Minnesotans blamed for Madison riot

Koran Addo

Sunday-morning revelers took to the streets of Madison, Wis., to celebrate Halloween weekend.

In what police described as a very large disturbance, about 334 citations were issued for destruction of property and alcohol-related offenses, Madison Police Department spokesman Larry Kamholz said.

Eighty-nine of those citations, or about 27 percent, went to Minnesota residents, he said. This left some officials blaming Minnesotans for the chaos.

According to police, a crowd of about 5,000 gathered around 2 a.m. on the 500 block of State Street in Madison and became violent, breaking store-front windows and throwing bottles at police.

Several officials, including Madison City Council President Mike Verveer and Kamholz, were quoted in news reports saying University students were largely responsible for the destruction.

Although Verveer originally said police told him “practically 90 percent” of those arrested or cited were from Minnesota, he later said the percentage arrested or cited that were Minnesotans is actually much lower.

Verveer said that percentage was so high because out-of-state residents are required to go to the police station for processing, while Wisconsin residents were issued citations and released at the scene.

Not every Madison official blamed Minnesotans for the disturbance. Sandy Torkildson, president of the Greater State Street Business Association in Madison, said Minnesotans are not entirely to blame.

“It is unfortunate and unfair that people from Minnesota are being blamed for the actions of a group of people from all over that drank too much,” Torkildson said.

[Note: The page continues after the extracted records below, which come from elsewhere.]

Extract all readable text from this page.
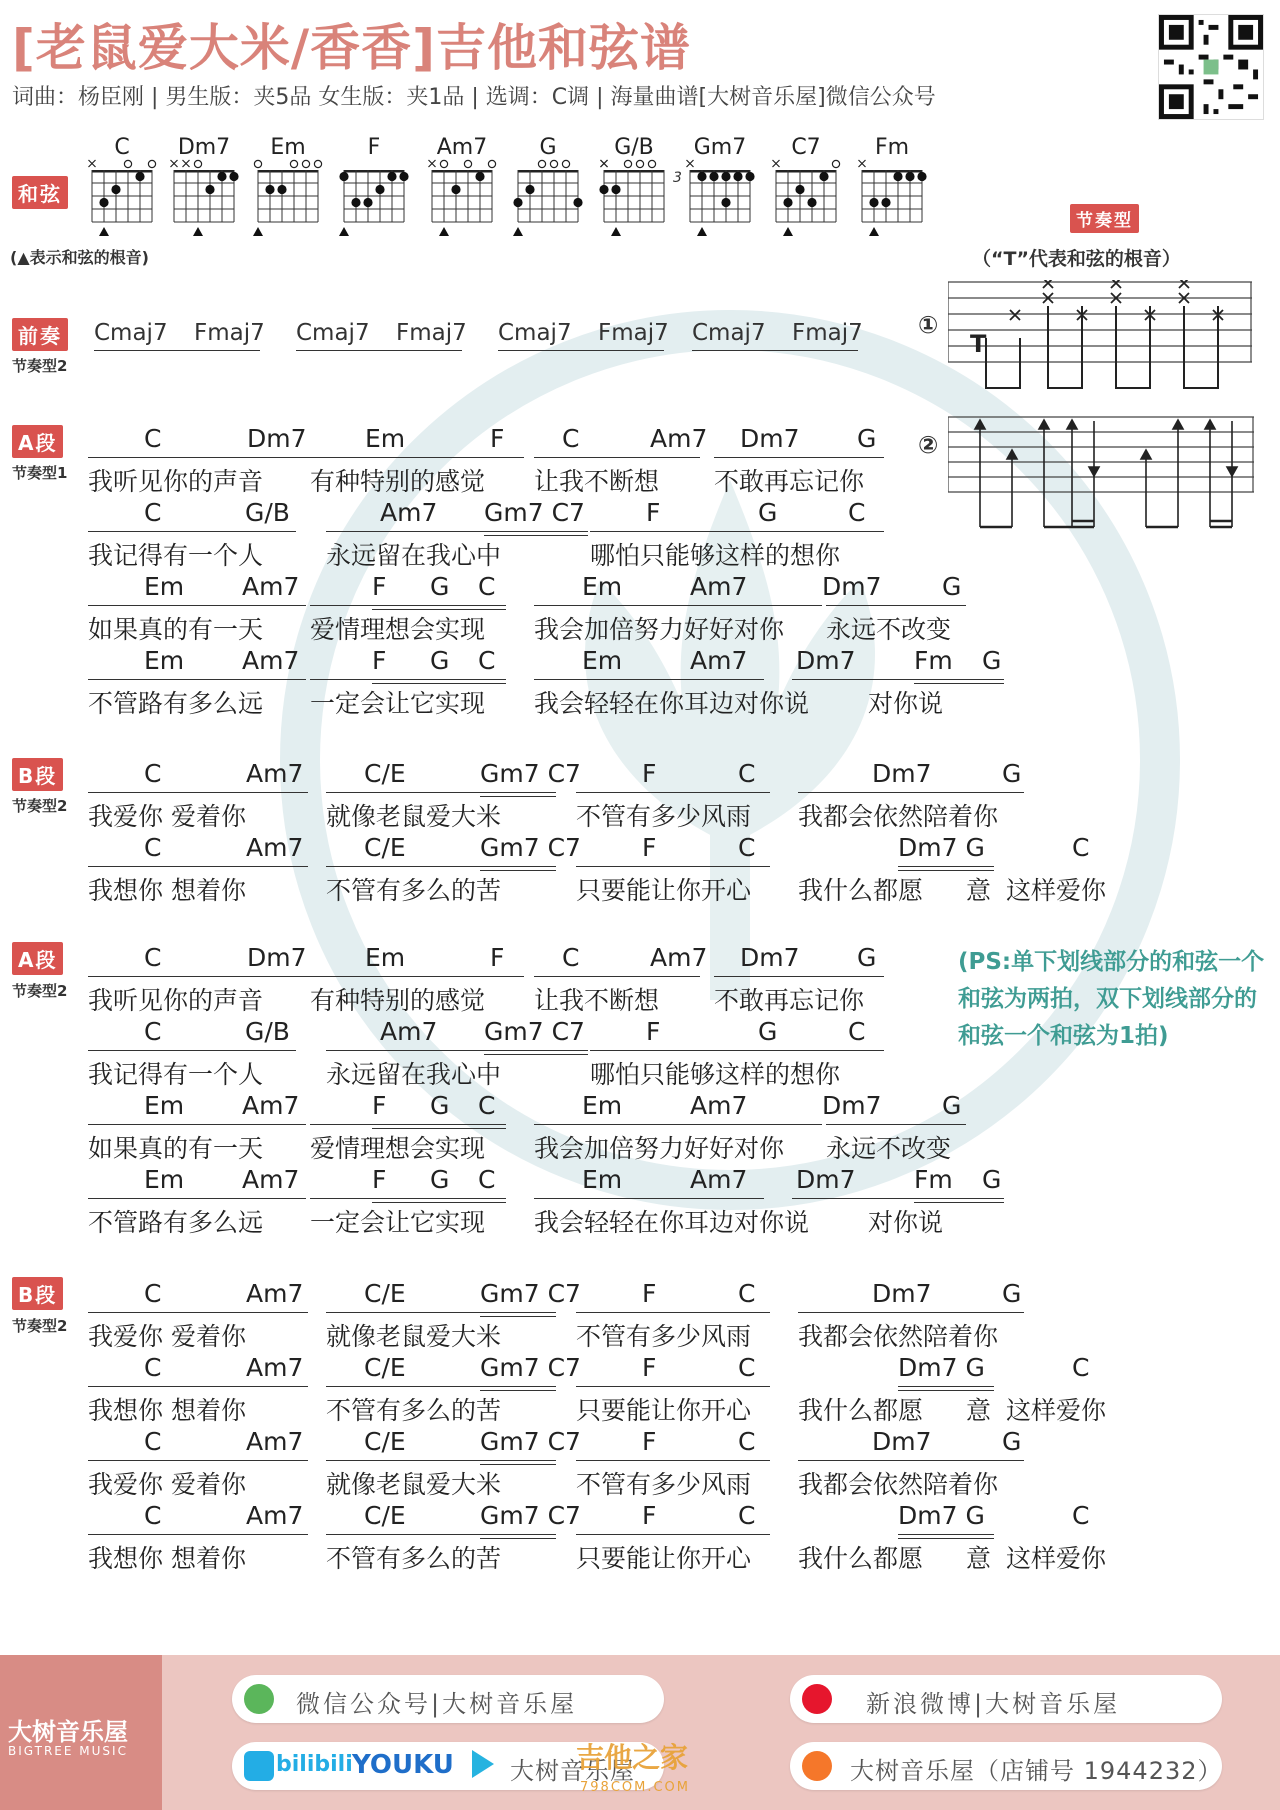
[老鼠爱大米/香香]吉他和弦谱
词曲：杨臣刚 | 男生版：夹5品 女生版：夹1品 | 选调：C调 | 海量曲谱[大树音乐屋]微信公众号
和弦
(▲表示和弦的根音)
C	Dm7	Em	F	Am7	G	G/B	Gm7	C7	Fm
3
节奏型
（“T”代表和弦的根音）
①
②
T
前奏
节奏型2
Cmaj7 Fmaj7 Cmaj7 Fmaj7 Cmaj7 Fmaj7 Cmaj7 Fmaj7
A段
节奏型1
B段
节奏型2
A段
节奏型2
B段
节奏型2
C	Dm7 Em	F C	Am7 Dm7 G
我听见你的声音 有种特别的感觉 让我不断想 不敢再忘记你
C	G/B	Am7 Gm7 C7 F	G	C
我记得有一个人	永远留在我心中	哪怕只能够这样的想你
Em Am7	F G C	Em	Am7	Dm7 G
如果真的有一天 爱情理想会实现 我会加倍努力好好对你 永远不改变
Em Am7	F G C	Em	Am7 Dm7 Fm G
不管路有多么远 一定会让它实现 我会轻轻在你耳边对你说 对你说
C	Dm7 Em	F C	Am7 Dm7 G
我听见你的声音 有种特别的感觉 让我不断想 不敢再忘记你
C	G/B	Am7 Gm7 C7 F	G	C
我记得有一个人	永远留在我心中	哪怕只能够这样的想你
Em Am7	F G C	Em	Am7	Dm7 G
如果真的有一天 爱情理想会实现 我会加倍努力好好对你 永远不改变
Em Am7	F G C	Em	Am7 Dm7 Fm G
不管路有多么远 一定会让它实现 我会轻轻在你耳边对你说 对你说
C	Am7 C/E	Gm7 C7 F	C	Dm7	G
我爱你 爱着你	就像老鼠爱大米	不管有多少风雨 我都会依然陪着你
C	Am7 C/E	Gm7 C7 F	C	Dm7 G	C
我想你 想着你	不管有多么的苦	只要能让你开心 我什么都愿 意 这样爱你
C	Am7 C/E	Gm7 C7 F	C	Dm7	G
我爱你 爱着你	就像老鼠爱大米	不管有多少风雨 我都会依然陪着你
C	Am7 C/E	Gm7 C7 F	C	Dm7 G	C
我想你 想着你	不管有多么的苦	只要能让你开心 我什么都愿 意 这样爱你
C	Am7 C/E	Gm7 C7 F	C	Dm7	G
我爱你 爱着你	就像老鼠爱大米	不管有多少风雨 我都会依然陪着你
C	Am7 C/E	Gm7 C7 F	C	Dm7 G	C
我想你 想着你	不管有多么的苦	只要能让你开心 我什么都愿 意 这样爱你
(PS:单下划线部分的和弦一个和弦为两拍，双下划线部分的和弦一个和弦为1拍)
大树音乐屋
BIGTREE MUSIC
微信公众号|大树音乐屋	新浪微博|大树音乐屋
bilibili YOUKU 大树音乐屋	大树音乐屋（店铺号 1944232）
吉他之家
798COM.COM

Associate Vice Provost for Student Affairs Jerry Rinehart said the University of Minnesota has spoken to the University of Wisconsin in an effort to find out what happened.

“If University students got tickets, we want to know who they are,” he said. “We want to collaborate with the University of Wisconsin because the shoe could have very easily been on the other foot.”

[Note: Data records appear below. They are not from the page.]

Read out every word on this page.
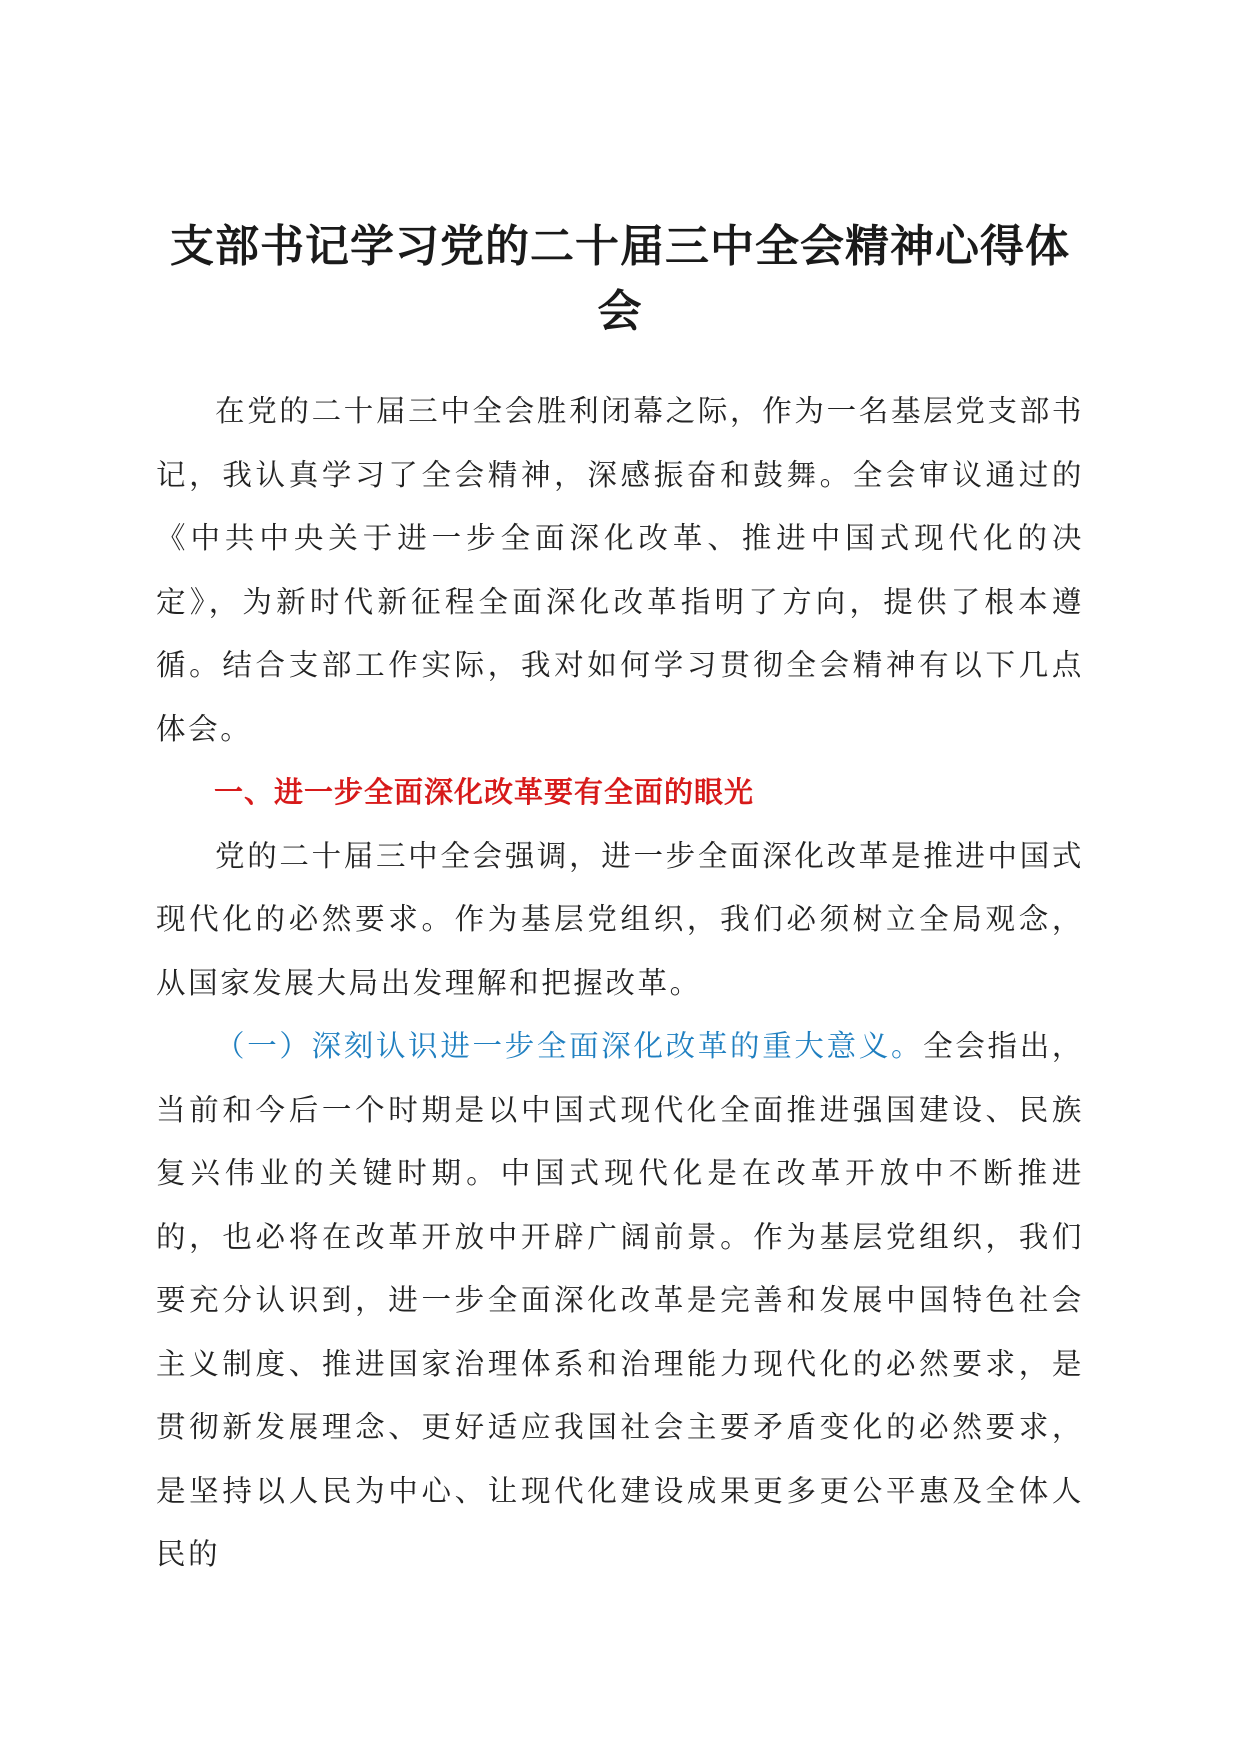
支部书记学习党的二十届三中全会精神心得体会

在党的二十届三中全会胜利闭幕之际，作为一名基层党支部书记，我认真学习了全会精神，深感振奋和鼓舞。全会审议通过的《中共中央关于进一步全面深化改革、推进中国式现代化的决定》，为新时代新征程全面深化改革指明了方向，提供了根本遵循。结合支部工作实际，我对如何学习贯彻全会精神有以下几点体会。

一、进一步全面深化改革要有全面的眼光

党的二十届三中全会强调，进一步全面深化改革是推进中国式现代化的必然要求。作为基层党组织，我们必须树立全局观念，从国家发展大局出发理解和把握改革。

（一）深刻认识进一步全面深化改革的重大意义。全会指出，当前和今后一个时期是以中国式现代化全面推进强国建设、民族复兴伟业的关键时期。中国式现代化是在改革开放中不断推进的，也必将在改革开放中开辟广阔前景。作为基层党组织，我们要充分认识到，进一步全面深化改革是完善和发展中国特色社会主义制度、推进国家治理体系和治理能力现代化的必然要求，是贯彻新发展理念、更好适应我国社会主要矛盾变化的必然要求，是坚持以人民为中心、让现代化建设成果更多更公平惠及全体人民的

The University enacted a new student conduct code in June in response to the Dinkytown riots that took place the last two years after the Gophers men’s hockey team won national championships.

According to the code of conduct, students will be penalized or expelled for participating in riots that occur because of University events.

Students arrested or cited in Madison over the weekend are safe from disciplinary actions from the University, but Rinehart said the information could be used against them if students were to get into trouble at the University.

The University of Wisconsin, the city of Madison and the Madison Police Department spent eight months planning events and security for the weekend in response to the riots that took place last year over Halloween weekend, Kamholz said.

“This year we felt we were adequately prepared, but no matter how many officers we have, we can’t control individuals’ behavior,” Kamholz said.